Zhang Jiong, Yen Ian E H, Ravikumar Pradeep, Dhillon Inderjit S
University of Texas at Austin.
Carnegie Mellon University.
JMLR Workshop Conf Proc. 2017 Apr;54:1514-1522.
is one of the fundamental tasks in biological sequence analysis that underlies applications such as phylogenetic trees, profiles, and structure prediction. The task, however, is NP-hard, and the current practice resorts to heuristic and local-search methods. Recently, a convex optimization approach for MSA was proposed based on the concept of atomic norm [23], which demonstrates significant improvement over existing methods in the quality of alignments. However, the convex program is challenging to solve due to the constraint given by the intersection of two atomic-norm balls, for which the existing algorithm can only handle sequences of length up to 50, with an iteration complexity subject to constants of unknown relation to the natural parameters of MSA. In this work, we propose an algorithm that exploits to induce closed-form solutions for each atomic-norm-constrained subproblem, giving a single-loop algorithm of iteration complexity linear to the problem size (total length of all sequences). The proposed algorithm gives significantly better alignments than existing methods on sequences of length up to hundreds, where the existing convex programming method fails to converge in one day.

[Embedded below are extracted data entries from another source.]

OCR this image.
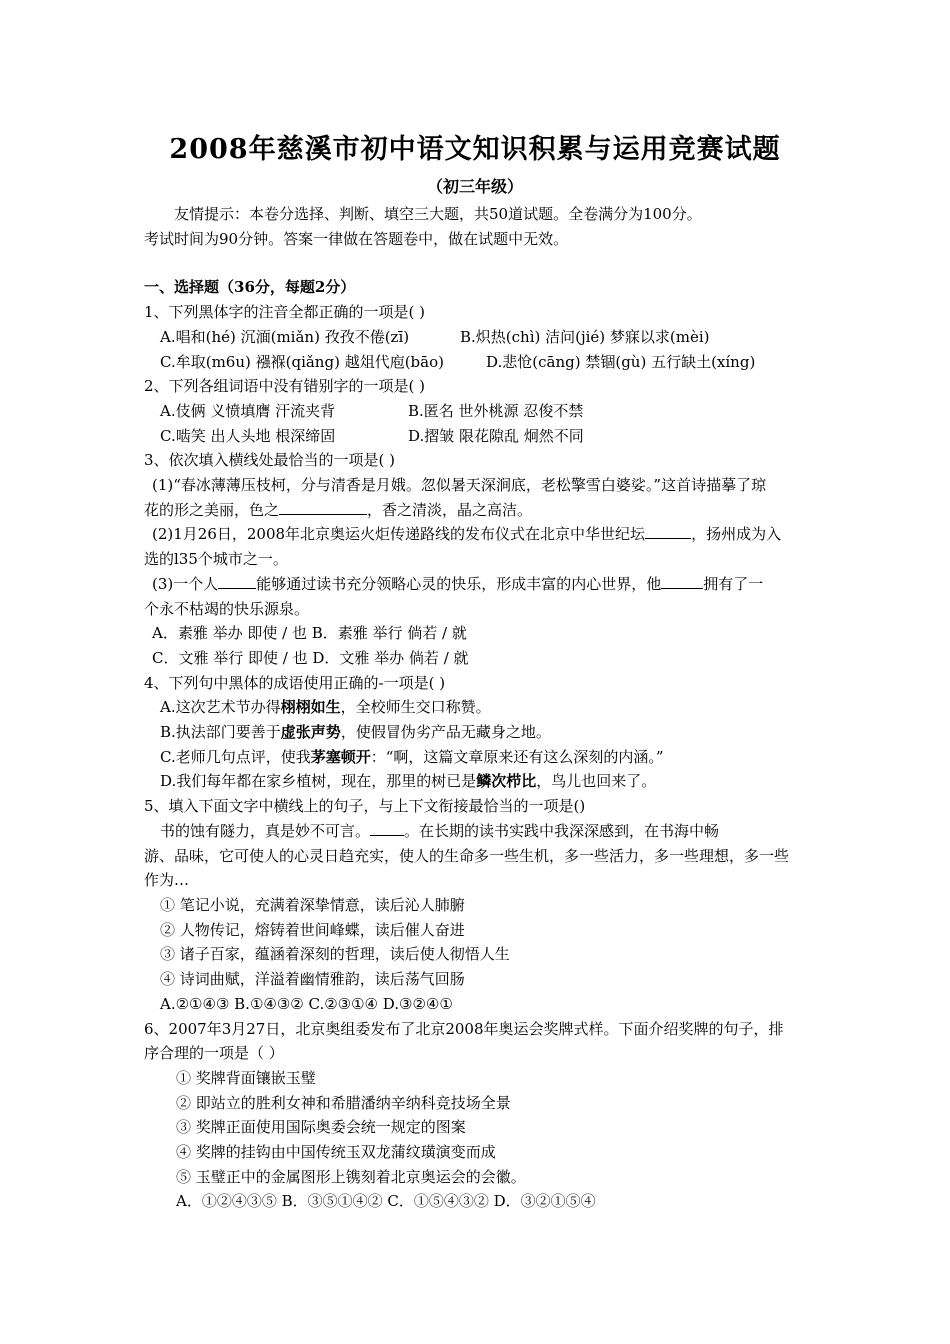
2008年慈溪市初中语文知识积累与运用竞赛试题
（初三年级）
友情提示：本卷分选择、判断、填空三大题，共50道试题。全卷满分为100分。
考试时间为90分钟。答案一律做在答题卷中，做在试题中无效。
一、选择题（36分，每题2分）
1、下列黑体字的注音全都正确的一项是( )
A.唱和(hé) 沉湎(miǎn) 孜孜不倦(zī)	B.炽热(chì) 洁问(jié) 梦寐以求(mèi)
C.牟取(m6u) 襁褓(qiǎng) 越俎代庖(bāo)	D.悲怆(cāng) 禁锢(gù) 五行缺土(xíng)
2、下列各组词语中没有错别字的一项是( )
A.伎俩 义愤填膺 汗流夹背	B.匿名 世外桃源 忍俊不禁
C.啮笑 出人头地 根深缔固	D.摺皱 限花隙乱 炯然不同
3、依次填入横线处最恰当的一项是( )
(1)“春冰薄薄压枝柯，分与清香是月娥。忽似暑天深涧底，老松擎雪白婆娑。”这首诗描摹了琼
花的形之美丽，色之	，香之清淡，晶之高洁。
(2)1月26日，2008年北京奥运火炬传递路线的发布仪式在北京中华世纪坛	，扬州成为入
选的l35个城市之一。
(3)一个人	能够通过读书充分领略心灵的快乐，形成丰富的内心世界，他	拥有了一
个永不枯竭的快乐源泉。
A．素雅 举办 即使 / 也 B．素雅 举行 倘若 / 就
C．文雅 举行 即使 / 也 D．文雅 举办 倘若 / 就
4、下列句中黑体的成语使用正确的-一项是( )
A.这次艺术节办得栩栩如生，全校师生交口称赞。
B.执法部门要善于虚张声势，使假冒伪劣产品无藏身之地。
C.老师几句点评，使我茅塞顿开：“啊，这篇文章原来还有这么深刻的内涵。”
D.我们每年都在家乡植树，现在，那里的树已是鳞次栉比，鸟儿也回来了。
5、填入下面文字中横线上的句子，与上下文衔接最恰当的一项是()
书的蚀有隧力，真是妙不可言。 。在长期的读书实践中我深深感到，在书海中畅
游、品味，它可使人的心灵日趋充实，使人的生命多一些生机，多一些活力，多一些理想，多一些
作为…
① 笔记小说，充满着深挚情意，读后沁人肺腑
② 人物传记，熔铸着世间峰蝶，读后催人奋进
③ 诸子百家，蕴涵着深刻的哲理，读后使人彻悟人生
④ 诗词曲赋，洋溢着幽情雅韵，读后荡气回肠
A.②①④③ B.①④③② C.②③①④ D.③②④①
6、2007年3月27日，北京奥组委发布了北京2008年奥运会奖牌式样。下面介绍奖牌的句子，排
序合理的一项是（ ）
① 奖牌背面镶嵌玉璧
② 即站立的胜利女神和希腊潘纳辛纳科竞技场全景
③ 奖牌正面使用国际奥委会统一规定的图案
④ 奖牌的挂钩由中国传统玉双龙蒲纹璜演变而成
⑤ 玉璧正中的金属图形上镌刻着北京奥运会的会徽。
A．①②④③⑤ B．③⑤①④② C．①⑤④③② D．③②①⑤④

是生物序列分析中的基本任务之一,它是诸如系统发育树、轮廓和结构预测等应用的基础。然而,该任务是NP难的,当前的做法是采用启发式和局部搜索方法。最近,基于原子范数的概念提出了一种用于多序列比对(MSA)的凸优化方法[23],该方法在比对质量上比现有方法有显著提高。然而,由于两个原子范数球相交给出的约束,凸规划很难求解,现有算法只能处理长度达50的序列,其迭代复杂度取决于与MSA自然参数关系未知的常数。在这项工作中,我们提出了一种算法,该算法利用[具体内容缺失]为每个原子范数约束子问题导出闭式解,给出了一种迭代复杂度与问题规模(所有序列的总长度)成线性关系的单循环算法。在长度达数百的序列上,所提出的算法比对现有方法得到的比对结果要好得多,而现有凸规划方法在一天内无法收敛。